The 2018 Border Security Expo featured a keynote speech from the Deputy Secretary of the Department of Homeland Security, as well as a panel on procurement moderated by the Former Acting Commissioner of CBP. Government officials and respected industry elites talk, and contractors listen, anticipating the financial implications.
What did this exponential increase in funding and staffing do to stop the flow of immigration? It shifted it to from the accessible urban entries to less habitable parts of the border along southern Arizona and Texas, where 6,023 migrants died from 2000 – 2016.
While it could be successfully argued that more funding would be appropriate to heighten security against suspected terrorists, the greater proportion of groups this surveillance has affected are families, often seeking asylum, such as the surge from Central America in 2014 caused by an extreme escalation in gang violence in Guatemala, Honduras, and especially El Salvador.
An infrastructure for efficiently and ethically handling undocumented immigrants is not in place. This leads to a state of limbo in detention centers operated by for-profit corrections corporations. In one instance, three women in T. Don Hutto Detention Center (operated by CoreCivic, formerly CCA) claimed to be sexually abused by guards.

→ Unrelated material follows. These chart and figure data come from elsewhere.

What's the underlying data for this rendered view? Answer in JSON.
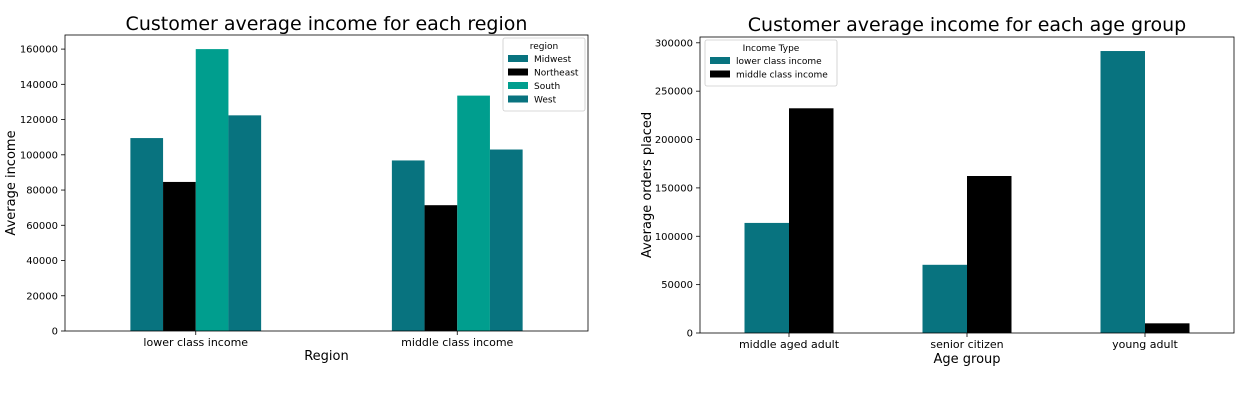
{
  "chart_data": [
    {
      "type": "bar",
      "title": "Customer average income for each region",
      "xlabel": "Region",
      "ylabel": "Average income",
      "categories": [
        "lower class income",
        "middle class income"
      ],
      "ylim": [
        0,
        168000
      ],
      "yticks": [
        0,
        20000,
        40000,
        60000,
        80000,
        100000,
        120000,
        140000,
        160000
      ],
      "grid": false,
      "legend": {
        "title": "region",
        "placement": "top-right"
      },
      "series": [
        {
          "name": "Midwest",
          "color": "#08737f",
          "values": [
            109500,
            96800
          ]
        },
        {
          "name": "Northeast",
          "color": "#000000",
          "values": [
            84600,
            71400
          ]
        },
        {
          "name": "South",
          "color": "#009e8e",
          "values": [
            160000,
            133600
          ]
        },
        {
          "name": "West",
          "color": "#08737f",
          "values": [
            122400,
            103000
          ]
        }
      ]
    },
    {
      "type": "bar",
      "title": "Customer average income for each age group",
      "xlabel": "Age group",
      "ylabel": "Average orders placed",
      "categories": [
        "middle aged adult",
        "senior citizen",
        "young adult"
      ],
      "ylim": [
        0,
        306000
      ],
      "yticks": [
        0,
        50000,
        100000,
        150000,
        200000,
        250000,
        300000
      ],
      "grid": false,
      "legend": {
        "title": "Income Type",
        "placement": "top-left"
      },
      "series": [
        {
          "name": "lower class income",
          "color": "#08737f",
          "values": [
            113800,
            70500,
            291500
          ]
        },
        {
          "name": "middle class income",
          "color": "#000000",
          "values": [
            232300,
            162300,
            10000
          ]
        }
      ]
    }
  ]
}
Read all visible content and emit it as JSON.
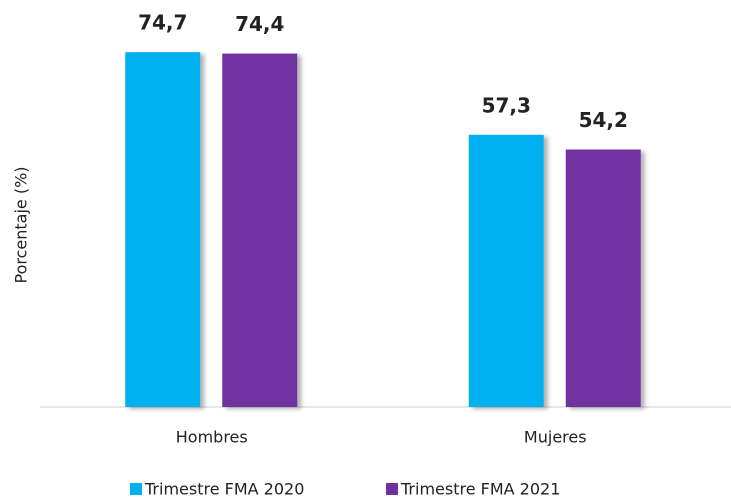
{
  "chart_data": {
    "type": "bar",
    "y_label": "Porcentaje (%)",
    "categories": [
      "Hombres",
      "Mujeres"
    ],
    "series": [
      {
        "name": "Trimestre FMA 2020",
        "color": "#00b0f0",
        "values": [
          74.7,
          57.3
        ],
        "value_labels": [
          "74,7",
          "57,3"
        ]
      },
      {
        "name": "Trimestre FMA 2021",
        "color": "#7030a0",
        "values": [
          74.4,
          54.2
        ],
        "value_labels": [
          "74,4",
          "54,2"
        ]
      }
    ],
    "ylim": [
      0,
      80
    ]
  }
}
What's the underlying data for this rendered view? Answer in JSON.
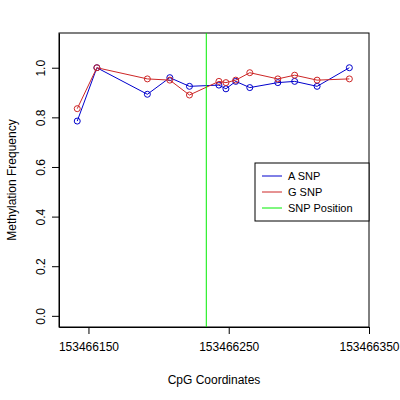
{
  "chart_data": {
    "type": "line",
    "x_label": "CpG Coordinates",
    "y_label": "Methylation Frequency",
    "x": [
      153466142,
      153466156,
      153466192,
      153466208,
      153466222,
      153466243,
      153466248,
      153466255,
      153466265,
      153466285,
      153466297,
      153466313,
      153466336
    ],
    "series": [
      {
        "name": "A SNP",
        "color": "#0000cd",
        "marker": "circle",
        "line_style": "solid",
        "values": [
          0.785,
          1.0,
          0.893,
          0.96,
          0.925,
          0.93,
          0.915,
          0.945,
          0.92,
          0.94,
          0.945,
          0.925,
          1.0
        ]
      },
      {
        "name": "G SNP",
        "color": "#cd2626",
        "marker": "circle",
        "line_style": "solid",
        "values": [
          0.835,
          1.0,
          0.955,
          0.95,
          0.89,
          0.945,
          0.94,
          0.95,
          0.98,
          0.955,
          0.97,
          0.95,
          0.955
        ]
      },
      {
        "name": "SNP Position",
        "color": "#00ee00",
        "type": "vline",
        "line_style": "solid",
        "x": [
          153466234
        ]
      }
    ],
    "xlim": [
      153466129,
      153466350
    ],
    "ylim": [
      -0.045,
      1.14
    ],
    "xticks": [
      153466150,
      153466250,
      153466350
    ],
    "yticks": [
      {
        "value": 0,
        "label": "0.0"
      },
      {
        "value": 0.2,
        "label": "0.2"
      },
      {
        "value": 0.4,
        "label": "0.4"
      },
      {
        "value": 0.6,
        "label": "0.6"
      },
      {
        "value": 0.8,
        "label": "0.8"
      },
      {
        "value": 1,
        "label": "1.0"
      }
    ],
    "legend": "right",
    "grid": false
  }
}
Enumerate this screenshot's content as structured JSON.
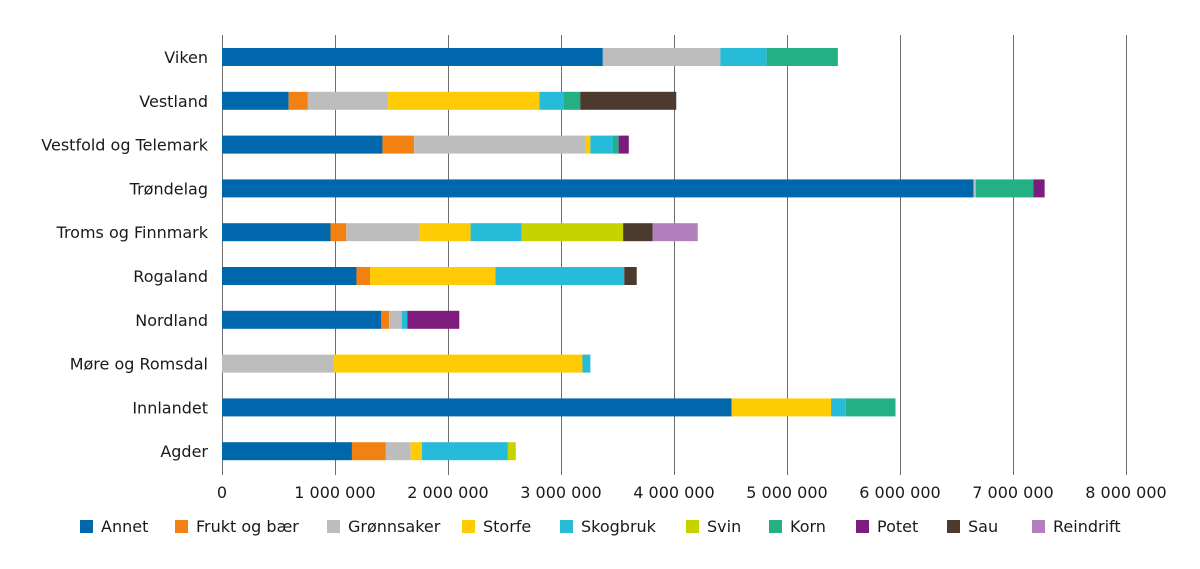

Lobbying by these corrections institutions is another revenue stream feeding the border security industry. CoreCivic contributed over $1 million in 2016, including campaign donations to more than 60 candidates, most of which were Republican.
The problem is that CoreCivic has breached contracts in the past, as was found in the DOJ’s report on CoreCivic’s Leavenworth Detention Center in 2017.
When it comes to immigration reform, border security is described with strategy and detail, both in the rhetoric and the bills themselves, with human rights provisions left vague, as is shown in prominent immigration Congressman John Culberson’s statement on Border Security and Immigration.
These concerns are indicative of a reactive atmosphere surrounding immigration, one that violates international human rights, such as separating parents from their children, in favor of efficient detainment and/or deportation, in the hopes of seeking that elusive “effective deterrent”.
Security and undocumented immigration today are reduced to a binary proposition rather than offering comprehensive immigration reform that encompasses both security and human rights protection.
To break this binary, evangelical Christians should foster dialogue between advocates, CBP, border constituencies, and lawmakers. Why not be the ones who create the space where this happens?